Cllr Keane Duncan with Rishi Sunak MP. Photo: Keane Duncan.

North Yorkshire Conservatives have selected Councillor Keane Duncan as their candidate to be the first York and North Yorkshire mayor.

Cllr Duncan, who represents the Norton division on North Yorkshire Council, beat Police, Fire and Crime Commissioner Zoe Metcalfe and tech entrepreneur Matthew Freckelton to represent the Tories at the election in May.

An elected mayor is set to lead a regional combined authority for more than 800,000 people, covering both North Yorkshire and York, from next May.

The mayor will make key decisions alongside two councillors, from both North Yorkshire and York councils. The combined authority have an additional £18m a year of funding from Government through a mayor’s investment fund.

The role will take on the powers of police and crime commissioner.

Some Conservatives remain privately confident that whoever they select they are likely to be voted in to lead the authority, owing to the electorate of traditional Tory stronghold North Yorkshire outnumbering York’s voters, who have tended to vote more for Labour and Liberal Democrat parties, by three to one.

However, other Tories are sounding caution against complacency in the party and say the mayoral poll next May could be a close call, especially if it is treated like a by-election by voters to knock the Government ahead of an expected General Election in October 2024.

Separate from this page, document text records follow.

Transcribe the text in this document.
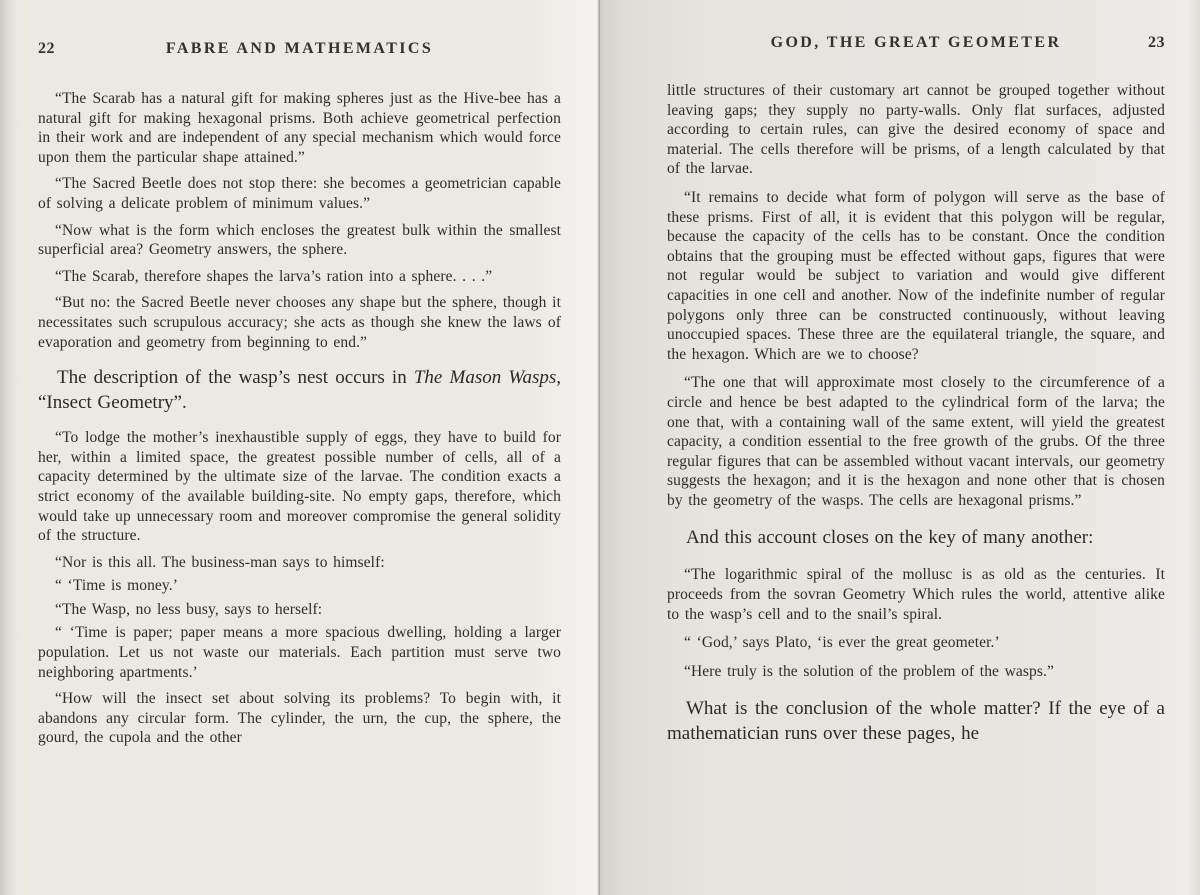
22	FABRE AND MATHEMATICS

“The Scarab has a natural gift for making spheres just as the Hive-bee has a natural gift for making hexagonal prisms. Both achieve geometrical perfection in their work and are independent of any special mechanism which would force upon them the particular shape attained.”

“The Sacred Beetle does not stop there: she becomes a geometrician capable of solving a delicate problem of minimum values.”

“Now what is the form which encloses the greatest bulk within the smallest superficial area? Geometry answers, the sphere.

“The Scarab, therefore shapes the larva’s ration into a sphere. . . .”

“But no: the Sacred Beetle never chooses any shape but the sphere, though it necessitates such scrupulous accuracy; she acts as though she knew the laws of evaporation and geometry from beginning to end.”

The description of the wasp’s nest occurs in The Mason Wasps, “Insect Geometry”.

“To lodge the mother’s inexhaustible supply of eggs, they have to build for her, within a limited space, the greatest possible number of cells, all of a capacity determined by the ultimate size of the larvae. The condition exacts a strict economy of the available building-site. No empty gaps, therefore, which would take up unnecessary room and moreover compromise the general solidity of the structure.

“Nor is this all. The business-man says to himself:

“ ‘Time is money.’

“The Wasp, no less busy, says to herself:

“ ‘Time is paper; paper means a more spacious dwelling, holding a larger population. Let us not waste our materials. Each partition must serve two neighboring apartments.’

“How will the insect set about solving its problems? To begin with, it abandons any circular form. The cylinder, the urn, the cup, the sphere, the gourd, the cupola and the other

GOD, THE GREAT GEOMETER	23

little structures of their customary art cannot be grouped together without leaving gaps; they supply no party-walls. Only flat surfaces, adjusted according to certain rules, can give the desired economy of space and material. The cells therefore will be prisms, of a length calculated by that of the larvae.

“It remains to decide what form of polygon will serve as the base of these prisms. First of all, it is evident that this polygon will be regular, because the capacity of the cells has to be constant. Once the condition obtains that the grouping must be effected without gaps, figures that were not regular would be subject to variation and would give different capacities in one cell and another. Now of the indefinite number of regular polygons only three can be constructed continuously, without leaving unoccupied spaces. These three are the equilateral triangle, the square, and the hexagon. Which are we to choose?

“The one that will approximate most closely to the circumference of a circle and hence be best adapted to the cylindrical form of the larva; the one that, with a containing wall of the same extent, will yield the greatest capacity, a condition essential to the free growth of the grubs. Of the three regular figures that can be assembled without vacant intervals, our geometry suggests the hexagon; and it is the hexagon and none other that is chosen by the geometry of the wasps. The cells are hexagonal prisms.”

And this account closes on the key of many another:

“The logarithmic spiral of the mollusc is as old as the centuries. It proceeds from the sovran Geometry Which rules the world, attentive alike to the wasp’s cell and to the snail’s spiral.

“ ‘God,’ says Plato, ‘is ever the great geometer.’

“Here truly is the solution of the problem of the wasps.”

What is the conclusion of the whole matter? If the eye of a mathematician runs over these pages, he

Senior party figures are concerned that by the time of the mayoral election next year, voting may reflect the patterns of that in 1997 when New Labour swept to power in Westminster, and there was just a four-point gap between Labour and the Tories across the North Yorkshire and York area.

Cllr Duncan, 28, is the executive member for highways, on North Yorkshire Council as well as deputy news editor for the Daily Star.